By Patricia Danflous
“Hello there.” Joel Grey greets me from his New York home with the energy you would expect from the award-winning master entertainer. Yes, this is the talented Tony, Oscar and Golden Globe winning performer who mesmerized audiences on stage and film in Cabaret and George M.
Who smiled to standing ovations in Wicked, Goodtime Charlie and Chicago, and charmed young audiences on Buffy the Vampire Slayer and Grey’s Anatomy. This is the mature adult who brought thousands to tears – and awareness of AIDs – as Ned in The Normal Heart and later as its director.
The youthful voice that responds, “I’m doing great,” belies his 83 years of living. In the midst of promoting his autobiography, Master of Ceremonies: A Memoir, he is completing a fourth book of original photographs.
Answering questions that he has surely been asked hundreds of times, even more so since the release of his to-the-bone memoir, Grey is refreshing, polite, sincerely pretending that no one has ever asked, “what is your favorite role?” (The answer is the emcee in Cabaret and Ned, the central character in The Normal Heart.)
He sounds as if he has all the time in the world and not a care to go with it.
“I’m a happy guy and I laugh a lot,” he says.
He wasn’t always happy. It is no easy road to Broadway stardom or taking home a Oscar, but those accomplishments are mild when you have lived a life of turbulence. Growing up with a demanding, mean mother and balancing a “normal” life with a gay heart and soul, it took Grey time and maturity to embrace his sexuality.
“Life is always a challenge. It is the way you accept those challenges and take them in, make them part of you.”
Grey’s autobiography details his struggles along the way, the young crushes, early heartaches and attraction to girls, all while battling a confusing attraction to men.
Married for 24 years and the father of two, Grey carefully kept his orientation secret as he grappled with his personal and theatrical life.
He grew up when parents of gay children looked the other way. Grey understands the pain that some parents might experience. “I think it is all about love. About how much you love yourself and more importantly, how much you love your children and how much you want the best for them. Sometimes, those feelings can be mixed.” He talks freely about his resolution to say, “I am a gay man.”
“Today I have a sense of peace with myself, absolutely,” he says, adding that there was no exact moment when he realized life was good. “I think it was a gradual realization.
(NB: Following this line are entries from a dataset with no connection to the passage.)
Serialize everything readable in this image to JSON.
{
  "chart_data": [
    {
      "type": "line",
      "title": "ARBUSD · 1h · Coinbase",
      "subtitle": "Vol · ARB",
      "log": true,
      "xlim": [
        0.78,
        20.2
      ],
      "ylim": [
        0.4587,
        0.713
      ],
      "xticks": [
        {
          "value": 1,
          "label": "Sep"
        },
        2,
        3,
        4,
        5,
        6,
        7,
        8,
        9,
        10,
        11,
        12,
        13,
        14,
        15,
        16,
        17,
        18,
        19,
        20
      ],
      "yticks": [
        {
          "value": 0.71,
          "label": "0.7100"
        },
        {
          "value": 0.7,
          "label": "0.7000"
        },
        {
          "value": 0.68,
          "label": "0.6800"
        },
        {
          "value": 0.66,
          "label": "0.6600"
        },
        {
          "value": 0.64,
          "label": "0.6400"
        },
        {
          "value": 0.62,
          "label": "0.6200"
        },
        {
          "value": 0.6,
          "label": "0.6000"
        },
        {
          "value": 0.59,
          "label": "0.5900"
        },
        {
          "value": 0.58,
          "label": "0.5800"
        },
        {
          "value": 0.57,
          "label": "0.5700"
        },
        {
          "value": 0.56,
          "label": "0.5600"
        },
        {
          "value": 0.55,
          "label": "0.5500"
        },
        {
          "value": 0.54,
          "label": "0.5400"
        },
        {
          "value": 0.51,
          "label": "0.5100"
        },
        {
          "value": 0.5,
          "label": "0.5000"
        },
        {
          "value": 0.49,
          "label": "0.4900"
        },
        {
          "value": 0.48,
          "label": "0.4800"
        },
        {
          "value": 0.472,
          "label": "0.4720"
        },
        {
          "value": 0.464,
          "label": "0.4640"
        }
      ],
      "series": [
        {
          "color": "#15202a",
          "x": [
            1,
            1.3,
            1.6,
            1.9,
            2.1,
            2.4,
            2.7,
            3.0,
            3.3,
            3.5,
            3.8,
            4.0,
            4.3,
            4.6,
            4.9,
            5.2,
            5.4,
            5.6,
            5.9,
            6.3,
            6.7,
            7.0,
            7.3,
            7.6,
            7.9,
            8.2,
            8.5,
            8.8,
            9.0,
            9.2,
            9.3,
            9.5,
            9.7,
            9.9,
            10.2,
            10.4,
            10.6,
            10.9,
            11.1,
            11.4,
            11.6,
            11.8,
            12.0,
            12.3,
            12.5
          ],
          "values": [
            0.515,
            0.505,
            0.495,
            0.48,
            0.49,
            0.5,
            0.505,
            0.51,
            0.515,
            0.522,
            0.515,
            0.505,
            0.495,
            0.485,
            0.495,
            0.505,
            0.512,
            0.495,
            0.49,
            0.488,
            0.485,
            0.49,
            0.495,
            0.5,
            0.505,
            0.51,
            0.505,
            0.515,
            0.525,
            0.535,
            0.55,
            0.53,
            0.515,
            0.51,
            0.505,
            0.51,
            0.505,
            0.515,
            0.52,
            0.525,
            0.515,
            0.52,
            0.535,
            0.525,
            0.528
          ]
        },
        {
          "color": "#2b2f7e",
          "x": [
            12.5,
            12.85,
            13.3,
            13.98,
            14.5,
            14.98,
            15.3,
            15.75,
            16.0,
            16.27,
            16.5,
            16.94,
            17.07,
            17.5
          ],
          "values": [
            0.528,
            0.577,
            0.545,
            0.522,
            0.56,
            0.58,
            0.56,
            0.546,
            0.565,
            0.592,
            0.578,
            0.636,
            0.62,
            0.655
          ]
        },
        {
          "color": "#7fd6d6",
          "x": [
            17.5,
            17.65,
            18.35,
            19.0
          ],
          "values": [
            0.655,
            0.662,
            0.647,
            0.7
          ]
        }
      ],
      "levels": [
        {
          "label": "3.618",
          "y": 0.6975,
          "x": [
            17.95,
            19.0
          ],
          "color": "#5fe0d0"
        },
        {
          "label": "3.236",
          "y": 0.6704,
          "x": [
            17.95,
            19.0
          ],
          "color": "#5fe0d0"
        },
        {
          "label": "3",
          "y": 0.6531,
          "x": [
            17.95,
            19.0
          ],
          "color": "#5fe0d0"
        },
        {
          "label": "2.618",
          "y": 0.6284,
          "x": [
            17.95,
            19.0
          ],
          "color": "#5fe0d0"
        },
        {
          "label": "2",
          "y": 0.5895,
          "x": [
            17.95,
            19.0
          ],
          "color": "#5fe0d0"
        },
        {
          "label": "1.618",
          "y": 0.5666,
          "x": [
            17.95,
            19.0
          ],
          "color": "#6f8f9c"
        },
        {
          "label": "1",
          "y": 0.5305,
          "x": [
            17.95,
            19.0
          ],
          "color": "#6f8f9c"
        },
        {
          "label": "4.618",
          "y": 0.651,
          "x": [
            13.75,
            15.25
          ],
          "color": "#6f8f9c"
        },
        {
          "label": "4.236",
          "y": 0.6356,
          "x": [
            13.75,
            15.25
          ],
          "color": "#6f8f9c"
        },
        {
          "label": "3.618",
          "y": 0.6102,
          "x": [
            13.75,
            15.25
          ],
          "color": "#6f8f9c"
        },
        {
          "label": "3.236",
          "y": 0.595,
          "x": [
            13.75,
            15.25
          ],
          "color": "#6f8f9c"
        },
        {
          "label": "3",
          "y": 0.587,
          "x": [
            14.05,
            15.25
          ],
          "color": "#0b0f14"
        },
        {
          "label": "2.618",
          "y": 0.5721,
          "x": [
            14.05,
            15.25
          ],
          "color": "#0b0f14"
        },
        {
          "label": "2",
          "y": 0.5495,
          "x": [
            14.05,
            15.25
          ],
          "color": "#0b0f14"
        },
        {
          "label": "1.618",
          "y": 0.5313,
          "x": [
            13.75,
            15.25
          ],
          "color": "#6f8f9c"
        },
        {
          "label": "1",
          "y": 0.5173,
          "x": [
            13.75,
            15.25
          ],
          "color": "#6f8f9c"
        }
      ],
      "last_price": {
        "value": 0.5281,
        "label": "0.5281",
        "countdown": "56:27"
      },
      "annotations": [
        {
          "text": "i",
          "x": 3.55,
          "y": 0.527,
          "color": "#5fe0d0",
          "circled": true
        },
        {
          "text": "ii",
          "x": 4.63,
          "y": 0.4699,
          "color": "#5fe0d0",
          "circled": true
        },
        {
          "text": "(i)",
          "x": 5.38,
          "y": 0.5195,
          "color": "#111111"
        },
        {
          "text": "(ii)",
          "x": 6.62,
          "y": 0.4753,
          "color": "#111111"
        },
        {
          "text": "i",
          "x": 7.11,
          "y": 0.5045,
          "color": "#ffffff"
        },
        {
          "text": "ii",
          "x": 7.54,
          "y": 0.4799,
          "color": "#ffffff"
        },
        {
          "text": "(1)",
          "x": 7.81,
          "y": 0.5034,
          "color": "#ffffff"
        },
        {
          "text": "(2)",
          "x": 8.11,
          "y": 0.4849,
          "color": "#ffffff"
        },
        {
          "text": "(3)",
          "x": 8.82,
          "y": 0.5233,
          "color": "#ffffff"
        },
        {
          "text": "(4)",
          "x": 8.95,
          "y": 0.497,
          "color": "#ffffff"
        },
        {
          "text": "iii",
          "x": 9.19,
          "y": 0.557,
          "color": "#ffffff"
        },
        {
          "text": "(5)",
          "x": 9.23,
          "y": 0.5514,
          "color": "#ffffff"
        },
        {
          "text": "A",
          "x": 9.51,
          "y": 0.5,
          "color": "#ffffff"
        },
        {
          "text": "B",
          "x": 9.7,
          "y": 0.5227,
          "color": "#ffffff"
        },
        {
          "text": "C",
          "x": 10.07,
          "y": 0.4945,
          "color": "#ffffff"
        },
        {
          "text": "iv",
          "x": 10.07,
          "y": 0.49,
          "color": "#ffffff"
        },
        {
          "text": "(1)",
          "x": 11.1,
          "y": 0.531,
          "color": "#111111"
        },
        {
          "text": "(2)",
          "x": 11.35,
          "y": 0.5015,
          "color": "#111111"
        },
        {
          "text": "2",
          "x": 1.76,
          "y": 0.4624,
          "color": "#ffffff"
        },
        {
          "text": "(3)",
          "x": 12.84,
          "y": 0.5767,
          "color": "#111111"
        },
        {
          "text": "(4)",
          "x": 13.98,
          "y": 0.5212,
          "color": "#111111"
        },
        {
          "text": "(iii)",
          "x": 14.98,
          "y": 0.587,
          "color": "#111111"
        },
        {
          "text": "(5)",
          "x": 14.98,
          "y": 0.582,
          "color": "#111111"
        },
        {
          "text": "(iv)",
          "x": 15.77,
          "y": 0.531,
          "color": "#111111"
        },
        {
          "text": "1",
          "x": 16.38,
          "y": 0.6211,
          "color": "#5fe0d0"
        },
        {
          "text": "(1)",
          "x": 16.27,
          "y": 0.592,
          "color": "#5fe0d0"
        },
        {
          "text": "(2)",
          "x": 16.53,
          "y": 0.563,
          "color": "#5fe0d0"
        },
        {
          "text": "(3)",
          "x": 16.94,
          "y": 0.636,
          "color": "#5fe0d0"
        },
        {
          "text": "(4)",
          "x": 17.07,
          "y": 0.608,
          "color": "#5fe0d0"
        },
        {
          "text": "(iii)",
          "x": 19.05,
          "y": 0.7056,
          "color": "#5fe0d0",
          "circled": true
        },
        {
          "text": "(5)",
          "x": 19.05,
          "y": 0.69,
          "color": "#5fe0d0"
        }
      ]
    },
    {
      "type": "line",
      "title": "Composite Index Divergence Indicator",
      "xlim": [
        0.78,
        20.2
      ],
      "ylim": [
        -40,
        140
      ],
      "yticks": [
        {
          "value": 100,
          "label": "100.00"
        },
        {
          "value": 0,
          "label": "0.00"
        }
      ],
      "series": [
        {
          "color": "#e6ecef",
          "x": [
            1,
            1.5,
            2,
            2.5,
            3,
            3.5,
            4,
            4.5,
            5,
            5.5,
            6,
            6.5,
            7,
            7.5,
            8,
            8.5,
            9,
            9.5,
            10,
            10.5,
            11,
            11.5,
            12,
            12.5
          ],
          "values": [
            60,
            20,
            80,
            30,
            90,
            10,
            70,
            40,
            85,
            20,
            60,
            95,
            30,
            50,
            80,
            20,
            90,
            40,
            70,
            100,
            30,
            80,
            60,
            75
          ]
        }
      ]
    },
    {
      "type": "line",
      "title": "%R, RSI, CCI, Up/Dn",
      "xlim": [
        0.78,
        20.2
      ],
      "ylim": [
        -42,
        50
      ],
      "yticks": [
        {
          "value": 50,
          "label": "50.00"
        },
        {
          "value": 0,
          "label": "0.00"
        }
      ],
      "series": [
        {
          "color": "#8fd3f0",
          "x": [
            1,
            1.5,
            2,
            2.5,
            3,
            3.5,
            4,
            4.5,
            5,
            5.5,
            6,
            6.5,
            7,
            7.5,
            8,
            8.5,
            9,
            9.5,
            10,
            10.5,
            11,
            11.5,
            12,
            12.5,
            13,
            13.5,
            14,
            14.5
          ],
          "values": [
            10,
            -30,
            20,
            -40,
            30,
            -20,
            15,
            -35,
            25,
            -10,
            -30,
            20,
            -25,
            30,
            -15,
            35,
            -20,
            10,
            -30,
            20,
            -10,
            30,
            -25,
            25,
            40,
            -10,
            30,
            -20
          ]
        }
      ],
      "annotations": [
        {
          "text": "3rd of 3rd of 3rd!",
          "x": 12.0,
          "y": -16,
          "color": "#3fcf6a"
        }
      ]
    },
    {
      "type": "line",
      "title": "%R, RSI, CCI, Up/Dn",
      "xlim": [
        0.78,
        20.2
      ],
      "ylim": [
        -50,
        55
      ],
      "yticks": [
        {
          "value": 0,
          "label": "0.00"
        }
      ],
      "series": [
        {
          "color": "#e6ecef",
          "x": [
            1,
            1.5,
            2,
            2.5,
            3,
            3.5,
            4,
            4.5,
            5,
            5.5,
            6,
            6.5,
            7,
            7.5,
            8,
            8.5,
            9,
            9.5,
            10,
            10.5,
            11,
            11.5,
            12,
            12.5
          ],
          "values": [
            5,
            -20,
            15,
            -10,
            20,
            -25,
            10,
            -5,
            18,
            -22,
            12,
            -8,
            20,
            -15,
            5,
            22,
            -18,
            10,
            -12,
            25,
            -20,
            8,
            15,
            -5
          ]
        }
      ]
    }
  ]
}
It really is the way life works. If it is gradually good, then you end up good. But if it’s gradually bad, you know. You know that you are not having fun. The more people are free to accept themselves as they really are, no matter what age, no matter how long it takes, that is freedom.”
“Life is always a challenge,” he emphasizes. “Sometimes the challenges are big, sometimes they are less serious, but everyday there is something. It is the way you accept those challenges and take them in, make them part of you. In that way you can be of value to others being a parent, a husband or a director. You may eventually come to be who you are.”
You won’t find Joel Grey dancing on a regular basis these days, but just ask him to perform and he won’t hesitate. Always an entertainer, he remains focused on keeping in shape, working out three times a week. “No special diets, I just try to watch what I eat although sometimes I don’t always do that so well,” he laughs.
Naturally, he is still a Broadway fan. “I love to see the new works, off-Broadway sometimes. Hamilton is as good as anything as I have ever seen; so original and inspiring.”
Ready to accept another stage role, Grey is also eager to continue directing, hinting at an upcoming project.
Meanwhile, he is focusing on his photography talent. “I’ve always taken photographs and have been a collector for years,” he comments. “About 12 years ago, someone asked me to participate in a photography book. The art director liked what I did and asked for more. I had piles from just the joy of shooting, never thinking that anyone would take my work seriously. Six to eight weeks after delivering the photos, I had a mock up of my first photo book. Then there was no stopping.”
“I really have devoted a lot of time enjoying life,” he reflects. “That’s relaxation for me, doing what I enjoy.” And a great way to stay young.